All four men were now noticeably more interested in Charlie's tale.

"I picked up the bow, fitted the arrow and aimed just in front of him."

"You were in his territory," said Mace.

"He was just protecting what's his," added Tub.

"Yeah, I guess. Anyway, he charged and I got scared and let go of the bowstring. The arrow hit him towards the back, and he turned and crashed through the trees. Apparently, he ran right through the set, because when I got there a minute later, there was equipment trampled and scattered all over, a couple of the crew were laying on the ground and a guy in a red shirt with an antelope patch on his sleeve was demanding to know who'd shot the moose. Turns out, he's the local game warden, who'd stopped by to check things out. He slapped me in cuffs faster than anyone in L.A. or Malibu, I'll tell you that, threw me in his pickup and brought me here."

The four men all stood, weaving a bit, but looking a lot more sober.

"You shot a moose," Tank stated, not even trying to make it sound like a question.

"Well, yeah. Like I said, it was stalking me. I only wounded it a little, just to scare it away, you know."

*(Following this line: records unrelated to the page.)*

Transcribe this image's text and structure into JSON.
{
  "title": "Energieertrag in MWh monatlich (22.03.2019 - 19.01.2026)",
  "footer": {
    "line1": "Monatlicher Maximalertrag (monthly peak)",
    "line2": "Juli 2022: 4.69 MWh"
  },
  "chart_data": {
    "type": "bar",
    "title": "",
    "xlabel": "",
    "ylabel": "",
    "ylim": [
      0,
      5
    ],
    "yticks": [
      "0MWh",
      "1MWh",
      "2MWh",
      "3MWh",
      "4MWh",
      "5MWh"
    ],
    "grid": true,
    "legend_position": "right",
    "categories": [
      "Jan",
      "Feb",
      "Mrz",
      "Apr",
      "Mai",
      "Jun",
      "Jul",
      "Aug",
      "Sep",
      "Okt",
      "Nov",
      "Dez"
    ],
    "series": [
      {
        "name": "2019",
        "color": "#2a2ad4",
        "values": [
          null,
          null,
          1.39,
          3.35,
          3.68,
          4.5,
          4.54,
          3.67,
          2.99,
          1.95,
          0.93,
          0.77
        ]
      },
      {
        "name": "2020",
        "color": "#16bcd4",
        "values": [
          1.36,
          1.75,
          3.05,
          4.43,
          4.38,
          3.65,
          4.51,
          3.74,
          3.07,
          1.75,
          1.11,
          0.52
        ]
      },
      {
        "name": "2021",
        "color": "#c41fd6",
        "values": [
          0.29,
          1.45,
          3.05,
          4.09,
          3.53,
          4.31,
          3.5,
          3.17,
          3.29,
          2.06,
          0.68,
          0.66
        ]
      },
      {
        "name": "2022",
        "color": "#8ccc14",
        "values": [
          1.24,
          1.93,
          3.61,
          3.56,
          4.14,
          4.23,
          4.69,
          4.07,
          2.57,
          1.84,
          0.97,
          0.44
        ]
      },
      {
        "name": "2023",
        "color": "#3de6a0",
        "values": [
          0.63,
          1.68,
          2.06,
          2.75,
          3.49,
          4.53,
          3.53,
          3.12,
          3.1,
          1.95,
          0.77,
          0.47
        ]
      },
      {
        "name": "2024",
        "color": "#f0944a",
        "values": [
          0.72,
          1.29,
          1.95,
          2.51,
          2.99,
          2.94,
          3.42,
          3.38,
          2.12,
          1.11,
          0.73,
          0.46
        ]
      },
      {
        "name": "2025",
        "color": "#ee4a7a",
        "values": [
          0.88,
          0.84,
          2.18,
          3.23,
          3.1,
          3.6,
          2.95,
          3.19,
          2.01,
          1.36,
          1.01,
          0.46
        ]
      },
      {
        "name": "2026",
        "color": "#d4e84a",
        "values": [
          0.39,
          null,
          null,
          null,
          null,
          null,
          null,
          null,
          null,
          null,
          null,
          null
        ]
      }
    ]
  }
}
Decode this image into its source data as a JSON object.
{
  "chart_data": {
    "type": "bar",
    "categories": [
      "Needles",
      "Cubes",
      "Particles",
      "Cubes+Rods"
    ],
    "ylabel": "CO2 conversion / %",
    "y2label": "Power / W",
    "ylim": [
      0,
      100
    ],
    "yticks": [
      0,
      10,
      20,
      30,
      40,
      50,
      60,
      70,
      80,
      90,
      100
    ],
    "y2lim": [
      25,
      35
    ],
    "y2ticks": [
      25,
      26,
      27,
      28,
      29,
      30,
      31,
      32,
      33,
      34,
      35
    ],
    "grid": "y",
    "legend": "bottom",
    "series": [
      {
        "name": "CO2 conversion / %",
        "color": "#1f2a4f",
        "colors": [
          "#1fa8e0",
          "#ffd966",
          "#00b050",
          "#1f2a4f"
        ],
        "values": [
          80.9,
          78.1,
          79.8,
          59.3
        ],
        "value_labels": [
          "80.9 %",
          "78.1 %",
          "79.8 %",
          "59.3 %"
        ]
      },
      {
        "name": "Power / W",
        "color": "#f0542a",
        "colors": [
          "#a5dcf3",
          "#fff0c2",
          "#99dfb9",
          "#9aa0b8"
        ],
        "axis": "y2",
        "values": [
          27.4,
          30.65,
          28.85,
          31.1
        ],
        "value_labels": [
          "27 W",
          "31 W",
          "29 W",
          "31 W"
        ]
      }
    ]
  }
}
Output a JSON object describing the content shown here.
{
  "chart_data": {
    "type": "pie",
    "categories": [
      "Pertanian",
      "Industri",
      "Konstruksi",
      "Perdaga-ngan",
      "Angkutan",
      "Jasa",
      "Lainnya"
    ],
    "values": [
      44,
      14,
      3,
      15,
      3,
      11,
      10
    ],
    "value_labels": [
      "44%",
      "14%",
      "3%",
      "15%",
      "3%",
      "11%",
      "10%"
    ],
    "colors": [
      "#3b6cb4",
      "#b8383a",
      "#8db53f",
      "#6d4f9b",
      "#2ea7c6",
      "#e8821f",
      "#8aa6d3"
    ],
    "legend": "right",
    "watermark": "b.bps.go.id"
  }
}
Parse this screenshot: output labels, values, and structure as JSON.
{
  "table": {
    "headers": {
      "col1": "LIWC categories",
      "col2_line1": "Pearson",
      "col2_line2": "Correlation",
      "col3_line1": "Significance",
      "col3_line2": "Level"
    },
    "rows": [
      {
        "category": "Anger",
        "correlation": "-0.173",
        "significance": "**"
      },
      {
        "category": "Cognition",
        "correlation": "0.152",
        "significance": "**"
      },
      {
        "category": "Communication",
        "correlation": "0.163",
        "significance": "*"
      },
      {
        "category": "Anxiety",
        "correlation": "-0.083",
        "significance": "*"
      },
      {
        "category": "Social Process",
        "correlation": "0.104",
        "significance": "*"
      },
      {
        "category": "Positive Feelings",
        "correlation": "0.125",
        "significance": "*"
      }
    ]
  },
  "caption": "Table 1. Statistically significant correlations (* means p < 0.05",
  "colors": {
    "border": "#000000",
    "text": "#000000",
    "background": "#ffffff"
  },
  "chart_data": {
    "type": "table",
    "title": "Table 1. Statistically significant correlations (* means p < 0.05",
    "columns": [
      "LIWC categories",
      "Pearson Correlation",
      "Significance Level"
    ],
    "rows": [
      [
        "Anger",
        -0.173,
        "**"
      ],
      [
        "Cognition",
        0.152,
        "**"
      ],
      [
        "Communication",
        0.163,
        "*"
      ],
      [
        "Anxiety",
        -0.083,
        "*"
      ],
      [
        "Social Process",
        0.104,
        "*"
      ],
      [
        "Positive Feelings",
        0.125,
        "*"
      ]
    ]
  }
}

As one, the four men advanced on Charlie.

* * *

Deputy Patterson watched the cell monitor for a minute, then opened his center desk drawer and pulled out his moose tag for the upcoming hunting season. He'd waited seven years for this tag, and the notion that some Hollywood yahoo could just come in and take a bull moose out of the running—by accident, no less!—just chapped him something fierce.

Maybe I shoulda told him not to mention why he was locked up. Ah, well: live an' learn. Like I said, Mr. Sheen, we take our huntin' real serious here.